Under extreme stress and information overload, consumers tend to miss the nuances of health messages by either not being quite observant as usual or by misinterpreting action messages. They rely on habits and long-held customs. On the other hand, when information is not readily available, consumers start speculating to fill in the banks. Therefore, during crisis communication, the speed of a response is also an important factor in addition to simple messages.

4. Collaborate to increase impact

This fast-moving outbreak is resulting in unique levels of collaboration among researchers worldwide. For-profit publishing giants - Elsevier, Springer and others - have temporarily made all coronavirus-related research freely available for rapid dissemination of data to support research activities. To unlock the possible unknown, healthcare giants, academia, public bodies and international organisations are collaborating unprecedently to expedite diagnostic research, vaccines and therapeutic development and evolving policies for fast track approvals.

As more people are staying home, it is paving the way for innovate mobility solutions and strategic partnerships. Some industries are developing or sharing their technological tools to support preparedness and response for this outbreak. Such collaborations and business models imply multiple opportunities for healthcare industry. Healthcare brands can extend exclusive collaboration with societies to create educational content to support general population or partner with delivery and eCommerce companies for urgent priority deliveries for higher risk community segments.

5. Build resilience and sustainable growth beyond crisis

COVID-19 may spike short-term sales, but it is elemental that brands be prepared for recovery after the disruption. The ongoing uncertainty and crisis mentality with COVID-19 outbreak highlights the need for resilience and a forward-looking culture. Healthcare brands need to assess the situation after the death of the virus– the changing behaviour of consumers and competitive market landscape.

The eventual outcomes and their effect for COVID-19 pandemic cannot be envisaged, but we can predict the likelihood of damaging scenarios and test resilience under these circumstances. For example, when the crisis is no longer on the key headline, those were not or less affected during the crisis may exhibit return of their normal behaviours.
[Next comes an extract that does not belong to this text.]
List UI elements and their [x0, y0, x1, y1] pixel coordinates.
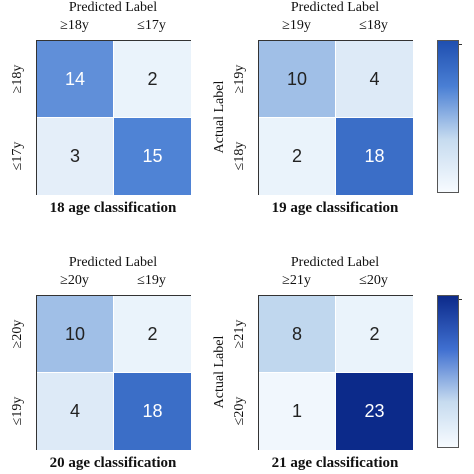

On the other hand, other part of the community i.e. those who have been most severely affected will continue to have significant emotional needs. This may present as physical health symptoms such as sleep disturbance or fatigue and social problems such as difficulties with interpersonal relationships. This means, long after public health has been restored, there will be still need to manage dynamic, unpredictable and potentially damaging events. Preparing for the next phase of the crisis now (or future crisis) is likely to be much more effective than an impromptu, reactive response. Therefore, in order to maintain trust and credibility during the recovery phase, healthcare companies should continue with the commitments from initial phase while also developing emergency strategies against assessed scenarios.

We should anticipate that the COVID-19 pandemic will impact people’ behaviour and healthcare industry in important ways. It is likely to power different channels, promote unique collaborations, and change supply chain structure, among others. After the vital phase of the crisis has been traversed, healthcare brands should build resilience and prepare for future crisis.

The writer is Strayo De Agarwal, healthcare lead at creative agency Iris Worldwide. She leads its strategic practice for healthcare clients such as Philips, Abbott, and Alcon.